Frères et sœurs,
Il y a quelques jours encore, on voyait défiler sur nos écrans des images de conflits, de familles déchirées, de communautés qui se déchirent pour des broutilles qui finissent par devenir des fractures immenses. Et puis, il y a nos propres histoires, plus discrètes, mais tout aussi réelles : ce silence qu’on entretient avec un frère, une sœur, un collègue, depuis des mois, parfois des années, parce qu’un jour, quelque chose s’est brisé et qu’on n’a jamais su comment le réparer.

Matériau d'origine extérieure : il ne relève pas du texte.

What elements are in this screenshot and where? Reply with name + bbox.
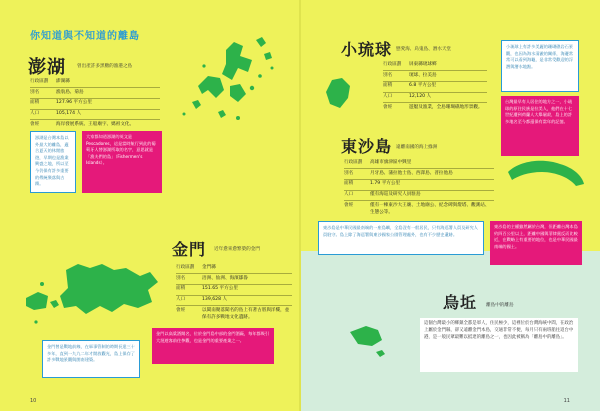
info-value: 以閩南聚落聞名的島上有著古厝與洋樓，並保有許多戰地文化遺跡。 xyxy=(202,308,290,321)
xiaoliuqiu-name: 小琉球 xyxy=(341,40,393,59)
info-key: 別名 xyxy=(383,72,393,78)
wuqiu-map xyxy=(336,318,398,362)
info-value: 琉球、拉美島 xyxy=(409,72,437,78)
info-key: 行政區劃 xyxy=(30,79,49,84)
info-row xyxy=(176,284,292,294)
info-key: 別名 xyxy=(30,89,40,95)
kinmen-note-pink: 金門以高粱酒聞名，位於金門島中部的金門酒廠，每年都吸引大批遊客前往參觀，也是金門的重要產業之一。 xyxy=(152,328,274,364)
info-value: 澎湖縣 xyxy=(56,79,70,84)
wuqiu-subtitle: 離島中的離島 xyxy=(486,303,514,308)
info-value: 127.96 平方公里 xyxy=(56,100,92,106)
page-number-left: 10 xyxy=(30,398,37,404)
info-row xyxy=(30,77,160,87)
info-key: 面積 xyxy=(176,286,186,292)
info-row xyxy=(344,201,494,217)
info-key: 人口 xyxy=(344,192,354,198)
info-row xyxy=(344,179,494,189)
wuqiu-body: 這個台灣最小的鄉鎮全都是軍人，住民極少，這裡位於台灣海峽中間，在政治上屬於金門縣，卻又遠離金門本島，交通非常不便，每月只有兩班船往返台中港，是一般民眾最難以抵達的離島之一，也因此被稱為「離島中的離島」。 xyxy=(420,318,578,372)
xiaoliuqiu-note-pink: 台灣最早有人居住的地方之一，小琉球的原住民族是拉美人，他們在十七世紀遭到荷蘭人大舉屠殺，島上的許多地名至今都還保有當年的記憶。 xyxy=(501,96,579,156)
info-value: 金門縣 xyxy=(202,265,216,270)
info-key: 行政區劃 xyxy=(344,160,363,165)
kinmen-note-blue: 金門曾是戰地前線，在軍事管制的時期長達三十多年，直到一九九二年才開放觀光，島上保存了許多戰地景觀與閩南建築。 xyxy=(42,340,140,378)
penghu-note-blue: 澎湖是台灣本島以外最大的離島，適合夏天的休閒旅遊，早期也是漁業興盛之地，所以至今仍保有許多重要的傳統聚落與古蹟。 xyxy=(30,131,76,193)
info-value: 105,174 人 xyxy=(56,111,82,117)
info-value: 月牙島、蒲拉他士島、西澤島、普拉他島 xyxy=(370,170,453,176)
info-row xyxy=(344,169,494,179)
wuqiu-name: 烏坵 xyxy=(443,293,478,312)
dongsha-subtitle: 遠離南國的海上綠洲 xyxy=(396,145,438,150)
dongsha-note-blue: 東沙島是中華民國最南端的一座島嶼，全島沒有一般居民，只有海巡署人員及研究人員駐守。島上除了海巡署與東沙國家公園管理處外，也有不少歷史遺跡。 xyxy=(318,221,484,255)
info-key: 面積 xyxy=(383,83,393,89)
penghu-name: 澎湖 xyxy=(28,57,66,78)
info-row xyxy=(344,158,494,168)
info-value: 1.79 平方公里 xyxy=(370,181,401,187)
info-value: 屏東縣琉球鄉 xyxy=(409,62,437,67)
spread-title: 你知道與不知道的離島 xyxy=(30,31,140,42)
info-row xyxy=(176,263,292,273)
dongsha-name: 東沙島 xyxy=(341,137,393,156)
info-key: 行政區劃 xyxy=(383,62,402,67)
info-value: 12,120 人 xyxy=(409,94,432,100)
penghu-map xyxy=(168,28,288,128)
info-row xyxy=(383,92,487,102)
kinmen-subtitle: 近年愈來愈繁榮的金門 xyxy=(214,247,260,252)
dongsha-map xyxy=(500,150,590,210)
info-value: 漁翁島、菊島 xyxy=(56,89,84,95)
info-key: 會經 xyxy=(176,307,186,313)
info-key: 行政區劃 xyxy=(176,265,195,270)
xiaoliuqiu-note-blue: 小琉球上有許多美麗的珊瑚礁岩石景觀，也因為海水清澈的關係，海邊常常可以看到海龜，是非常受歡迎的浮潛與潛水地點。 xyxy=(501,40,579,92)
xiaoliuqiu-subtitle: 戀愛海、烏鬼島、潛水天堂 xyxy=(396,47,452,52)
xiaoliuqiu-map xyxy=(318,74,358,114)
penghu-subtitle: 曾出產許多黑糖的漁港之島 xyxy=(77,64,133,69)
info-row xyxy=(30,88,160,98)
info-value: 海岸發展系統、王船廟宇、媽祖文化。 xyxy=(56,121,135,127)
info-row xyxy=(383,81,487,91)
dongsha-info-table xyxy=(344,158,494,216)
kinmen-map xyxy=(20,250,170,340)
info-key: 人口 xyxy=(176,297,186,303)
info-row xyxy=(176,274,292,284)
xiaoliuqiu-info-table xyxy=(383,60,487,113)
info-value: 6.8 平方公里 xyxy=(409,83,437,89)
info-key: 別名 xyxy=(344,170,354,176)
info-row xyxy=(176,306,292,322)
info-row xyxy=(383,71,487,81)
info-value: 僅有海巡及研究人員駐島 xyxy=(370,192,421,198)
info-key: 會經 xyxy=(344,202,354,208)
dongsha-note-pink: 東沙島的主權雖然屬於台灣，但距離台灣本島約四百公里以上，距離中國與菲律賓反而比較近，在戰略上有重要的地位，也是中華民國最南端的國土。 xyxy=(490,221,582,265)
info-key: 面積 xyxy=(344,181,354,187)
info-value: 遊艇及漁業，全島珊瑚礁地形景觀。 xyxy=(409,104,483,110)
info-key: 會經 xyxy=(383,104,393,110)
page-gutter xyxy=(299,0,301,411)
info-value: 高雄市旗津區中興里 xyxy=(370,160,412,165)
info-key: 人口 xyxy=(383,94,393,100)
info-key: 別名 xyxy=(176,275,186,281)
info-value: 浯洲、仙洲、海濱鄒魯 xyxy=(202,275,248,281)
info-value: 151.65 平方公里 xyxy=(202,286,238,292)
info-key: 面積 xyxy=(30,100,40,106)
info-row xyxy=(30,120,160,130)
info-row xyxy=(383,60,487,70)
info-row xyxy=(383,103,487,113)
kinmen-info-table xyxy=(176,263,292,321)
kinmen-name: 金門 xyxy=(172,240,207,259)
page-number-right: 11 xyxy=(563,398,570,404)
info-value: 139,628 人 xyxy=(202,297,228,303)
info-row xyxy=(176,295,292,305)
penghu-note-pink: 大家都知道澎湖的英文是 Pescadores，這是當時航行到此的葡萄牙人替澎湖所取的名字，意思就是「漁夫們的島」（Fishermen's Islands）。 xyxy=(82,131,162,193)
info-key: 會經 xyxy=(30,121,40,127)
penghu-info-table xyxy=(30,77,160,130)
info-row xyxy=(344,190,494,200)
info-value: 僅有一棟東沙大王廟、土地廟公、紀念碑與燈塔、觀測站、生態公等。 xyxy=(370,203,490,216)
info-row xyxy=(30,98,160,108)
info-row xyxy=(30,109,160,119)
info-key: 人口 xyxy=(30,111,40,117)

C’est exactement de cela que Jésus nous parle aujourd’hui. Et ce qui frappe, c’est le concret de sa méthode. Il ne dit pas « pardonne et n’en parle plus », il ne dit pas non plus « publie ton indignation pour que tout le monde sache qui a tort ». Non. Il dit : va le trouver, seul à seul. C’est tellement à contre-courant de notre époque, non ? Aujourd’hui, quand on est blessé par quelqu’un, le réflexe c’est souvent le réseau social, le message groupé, le clan qu’on rallie à sa cause pour se sentir moins seul et surtout pour avoir raison à plusieurs. On expose, on dénonce, on cherche des témoins avant même d’avoir cherché la vérité en tête-à-tête.

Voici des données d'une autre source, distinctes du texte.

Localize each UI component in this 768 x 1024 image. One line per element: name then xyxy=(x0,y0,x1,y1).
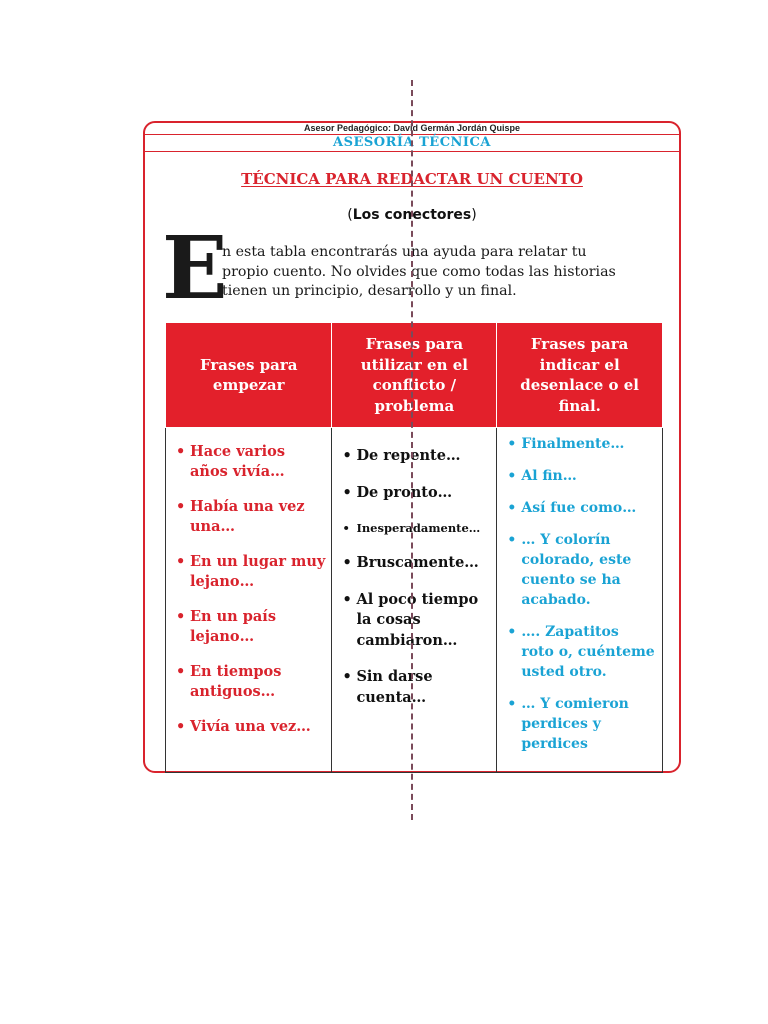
section-header: ASESORÍA TÉCNICA xyxy=(333,135,491,150)
table-row xyxy=(166,428,663,773)
subtitle-open-paren: ( xyxy=(347,207,353,223)
column-conflict xyxy=(332,428,497,773)
list-item: • En un lugar muy lejano… xyxy=(174,552,325,591)
list-item: • Hace varios años vivía… xyxy=(174,442,325,481)
list-item: • …. Zapatitos roto o, cuénteme usted otro. xyxy=(505,622,656,682)
list-item: • Inesperadamente… xyxy=(340,519,490,537)
list-item: • Al fin… xyxy=(505,466,656,486)
column-ending xyxy=(497,428,663,773)
document-title: TÉCNICA PARA REDACTAR UN CUENTO xyxy=(241,170,583,188)
list-item: • Había una vez una… xyxy=(174,497,325,536)
list-item: • De pronto… xyxy=(340,483,490,504)
intro-line: tienen un principio, desarrollo y un final. xyxy=(222,283,517,299)
list-item: • De repente… xyxy=(340,446,490,467)
column-start xyxy=(166,428,332,773)
subtitle-text: Los conectores xyxy=(352,207,472,223)
header-conflict-phrases: Frases para utilizar en el conflicto / problema xyxy=(332,323,497,428)
intro-line: propio cuento. No olvides que como todas las historias xyxy=(222,263,616,280)
connectors-table xyxy=(165,322,663,773)
intro-line: n esta tabla encontrarás una ayuda para relatar tu xyxy=(222,244,587,260)
author-line: Asesor Pedagógico: David Germán Jordán Quispe xyxy=(303,123,521,133)
list-item: • … Y comieron perdices y perdices xyxy=(505,694,656,754)
list-item: • Al poco tiempo la cosas cambiaron… xyxy=(340,590,490,652)
list-item: • Finalmente… xyxy=(505,434,656,454)
list-item: • Así fue como… xyxy=(505,498,656,518)
list-item: • Bruscamente… xyxy=(340,553,490,574)
list-item: • En tiempos antiguos… xyxy=(174,662,325,701)
header-ending-phrases: Frases para indicar el desenlace o el final. xyxy=(497,323,663,428)
list-item: • Sin darse cuenta… xyxy=(340,667,490,708)
table-header-row xyxy=(166,323,663,428)
fold-guide-line xyxy=(411,80,413,820)
list-item: • … Y colorín colorado, este cuento se ha acabado. xyxy=(505,530,656,610)
drop-cap: E xyxy=(162,218,228,319)
subtitle-close-paren: ) xyxy=(471,207,477,223)
list-item: • En un país lejano… xyxy=(174,607,325,646)
list-item: • Vivía una vez… xyxy=(174,717,325,737)
header-start-phrases: Frases para empezar xyxy=(166,323,332,428)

Jésus, lui, propose l’inverse : la discrétion d’abord, le respect de la personne avant tout. Aller vers l’autre seul à seul, ce n’est pas de la faiblesse, c’est un acte de courage immense. C’est plus facile d’écrire un message assassin depuis son canapé que de regarder quelqu’un dans les yeux et de lui dire : « tu m’as blessé ». Mais c’est cette démarche-là, exigeante, qui respecte la dignité de l’autre. On ne cherche pas à écraser, on cherche à réconcilier, à « gagner un frère », dit le texte. Pas à gagner un procès.

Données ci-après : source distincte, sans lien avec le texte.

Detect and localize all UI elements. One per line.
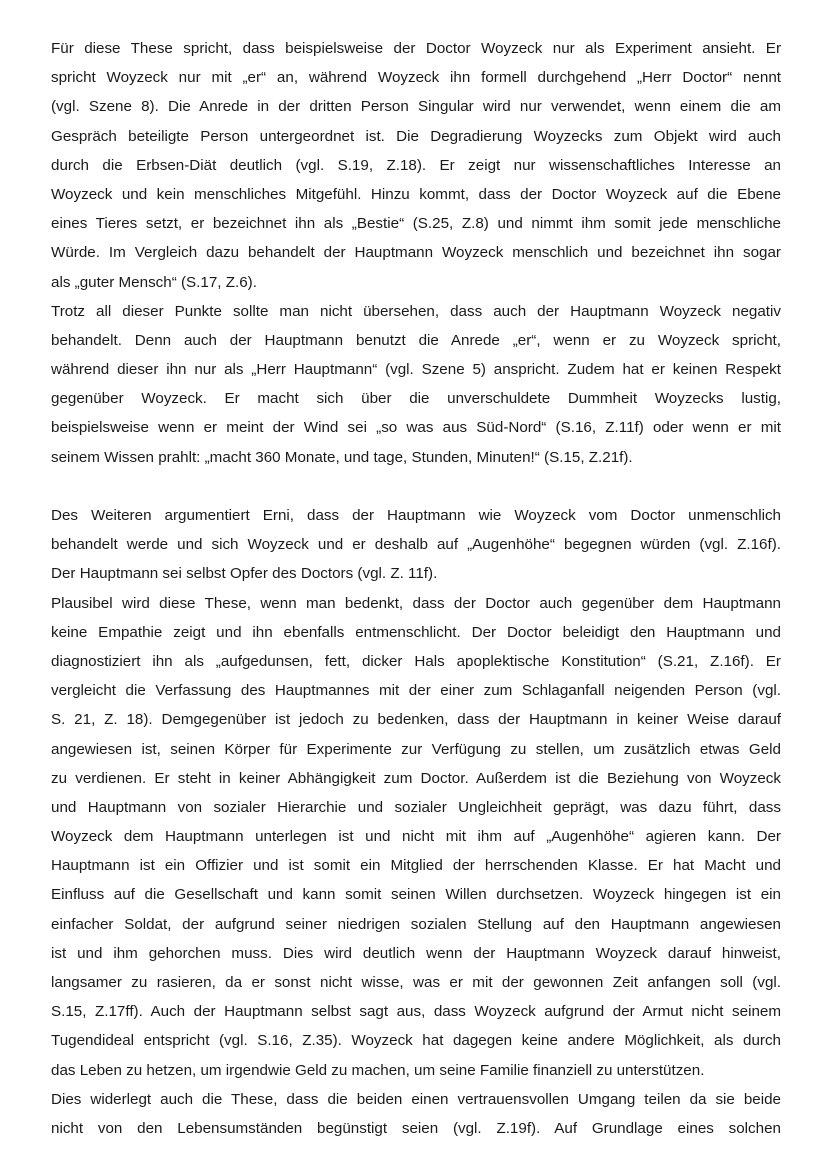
text-line: ist und ihm gehorchen muss. Dies wird deutlich wenn der Hauptmann Woyzeck darauf hinweist, — [51, 944, 781, 962]
text-line: nicht von den Lebensumständen begünstigt seien (vgl. Z.19f). Auf Grundlage eines solchen — [51, 1119, 781, 1137]
paragraph-erni-argument — [51, 501, 781, 589]
text-line: beispielsweise wenn er meint der Wind sei „so was aus Süd-Nord“ (S.16, Z.11f) oder wenn er mit — [51, 419, 781, 437]
paragraph-doctor-treatment — [51, 34, 781, 297]
paragraph-hauptmann-treatment — [51, 297, 781, 472]
paragraph-gap — [51, 472, 781, 501]
text-line: Einfluss auf die Gesellschaft und kann somit seinen Willen durchsetzen. Woyzeck hingegen ist ein — [51, 886, 781, 904]
text-line: langsamer zu rasieren, da er sonst nicht wisse, was er mit der gewonnen Zeit anfangen soll (vgl. — [51, 974, 781, 991]
text-line: spricht Woyzeck nur mit „er“ an, während Woyzeck ihn formell durchgehend „Herr Doctor“ nennt — [51, 69, 781, 87]
text-line: behandelt werde und sich Woyzeck und er deshalb auf „Augenhöhe“ begegnen würden (vgl. Z.16f). — [51, 536, 781, 554]
text-line: eines Tieres setzt, er bezeichnet ihn als „Bestie“ (S.25, Z.8) und nimmt ihm somit jede menschliche — [51, 215, 781, 233]
text-line: Plausibel wird diese These, wenn man bedenkt, dass der Doctor auch gegenüber dem Hauptmann — [51, 594, 781, 612]
text-line: S.15, Z.17ff). Auch der Hauptmann selbst sagt aus, dass Woyzeck aufgrund der Armut nicht seinem — [51, 1003, 781, 1021]
text-line: als „guter Mensch“ (S.17, Z.6). — [51, 273, 257, 291]
paragraph-plausibility — [51, 589, 781, 1085]
text-line: vergleicht die Verfassung des Hauptmannes mit der einer zum Schlaganfall neigenden Person (vgl. — [51, 682, 781, 700]
document-body — [51, 34, 781, 1143]
text-line: durch die Erbsen-Diät deutlich (vgl. S.19, Z.18). Er zeigt nur wissenschaftliches Interesse an — [51, 156, 781, 174]
text-line: und Hauptmann von sozialer Hierarchie und sozialer Ungleichheit geprägt, was dazu führt, dass — [51, 798, 781, 816]
text-line: Dies widerlegt auch die These, dass die beiden einen vertrauensvollen Umgang teilen da sie beide — [51, 1090, 781, 1108]
text-line: Hauptmann ist ein Offizier und ist somit ein Mitglied der herrschenden Klasse. Er hat Macht und — [51, 857, 781, 875]
text-line: (vgl. Szene 8). Die Anrede in der dritten Person Singular wird nur verwendet, wenn einem die am — [51, 98, 781, 116]
text-line: Tugendideal entspricht (vgl. S.16, Z.35). Woyzeck hat dagegen keine andere Möglichkeit, als durch — [51, 1032, 781, 1050]
text-line: Woyzeck und kein menschliches Mitgefühl. Hinzu kommt, dass der Doctor Woyzeck auf die Ebene — [51, 185, 781, 203]
text-line: gegenüber Woyzeck. Er macht sich über die unverschuldete Dummheit Woyzecks lustig, — [51, 390, 781, 408]
text-line: während dieser ihn nur als „Herr Hauptmann“ (vgl. Szene 5) anspricht. Zudem hat er keinen Respekt — [51, 361, 781, 379]
text-line: keine Empathie zeigt und ihn ebenfalls entmenschlicht. Der Doctor beleidigt den Hauptmann und — [51, 623, 781, 641]
text-line: behandelt. Denn auch der Hauptmann benutzt die Anrede „er“, wenn er zu Woyzeck spricht, — [51, 331, 781, 349]
paragraph-conclusion — [51, 1085, 781, 1143]
text-line: Trotz all dieser Punkte sollte man nicht übersehen, dass auch der Hauptmann Woyzeck negativ — [51, 302, 781, 320]
text-line: S. 21, Z. 18). Demgegenüber ist jedoch zu bedenken, dass der Hauptmann in keiner Weise darauf — [51, 711, 781, 729]
text-line: einfacher Soldat, der aufgrund seiner niedrigen sozialen Stellung auf den Hauptmann angewiesen — [51, 915, 781, 933]
text-line: seinem Wissen prahlt: „macht 360 Monate, und tage, Stunden, Minuten!“ (S.15, Z.21f). — [51, 448, 633, 466]
text-line: Woyzeck dem Hauptmann unterlegen ist und nicht mit ihm auf „Augenhöhe“ agieren kann. Der — [51, 828, 781, 846]
text-line: diagnostiziert ihn als „aufgedunsen, fett, dicker Hals apoplektische Konstitution“ (S.21, Z.16f). Er — [51, 652, 781, 670]
text-line: Für diese These spricht, dass beispielsweise der Doctor Woyzeck nur als Experiment ansieht. Er — [51, 40, 781, 57]
text-line: angewiesen ist, seinen Körper für Experimente zur Verfügung zu stellen, um zusätzlich etwas Geld — [51, 740, 781, 758]
text-line: das Leben zu hetzen, um irgendwie Geld zu machen, um seine Familie finanziell zu unterstützen. — [51, 1061, 705, 1079]
text-line: Der Hauptmann sei selbst Opfer des Doctors (vgl. Z. 11f). — [51, 565, 438, 583]
text-line: Des Weiteren argumentiert Erni, dass der Hauptmann wie Woyzeck vom Doctor unmenschlich — [51, 507, 781, 524]
text-line: zu verdienen. Er steht in keiner Abhängigkeit zum Doctor. Außerdem ist die Beziehung von Woyzeck — [51, 769, 781, 787]
text-line: Gespräch beteiligte Person untergeordnet ist. Die Degradierung Woyzecks zum Objekt wird auch — [51, 127, 781, 145]
text-line: Würde. Im Vergleich dazu behandelt der Hauptmann Woyzeck menschlich und bezeichnet ihn sogar — [51, 244, 781, 262]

Et cette fraternité n’est pas de la mièvrerie non plus. Trois étapes sont proposées, avec fermeté si besoin, jusqu’à la communauté entière. Parce que la vérité et la charité doivent marcher ensemble : dire la vérité sans amour, c’est de la violence ; aimer sans dire la vérité, c’est de la complaisance qui n’aide personne à grandir.
Et puis cette parole magnifique à la fin : « là où deux ou trois sont réunis en mon nom, je suis au milieu d’eux ». Dans un monde qui divise, qui monte les gens les uns contre les autres, qui préfère l’audience au dialogue, le Christ nous rappelle que sa présence se manifeste précisément là où des humains cherchent, ensemble, la réconciliation.
Alors peut-être que cette semaine, il y a un nom qui nous vient à l’esprit. Une personne à appeler, à voir, seul à seul. Le courage de la rencontre plutôt que la facilité du silence ou de l’accusation publique. C’est peut-être ça, notre mission de la semaine.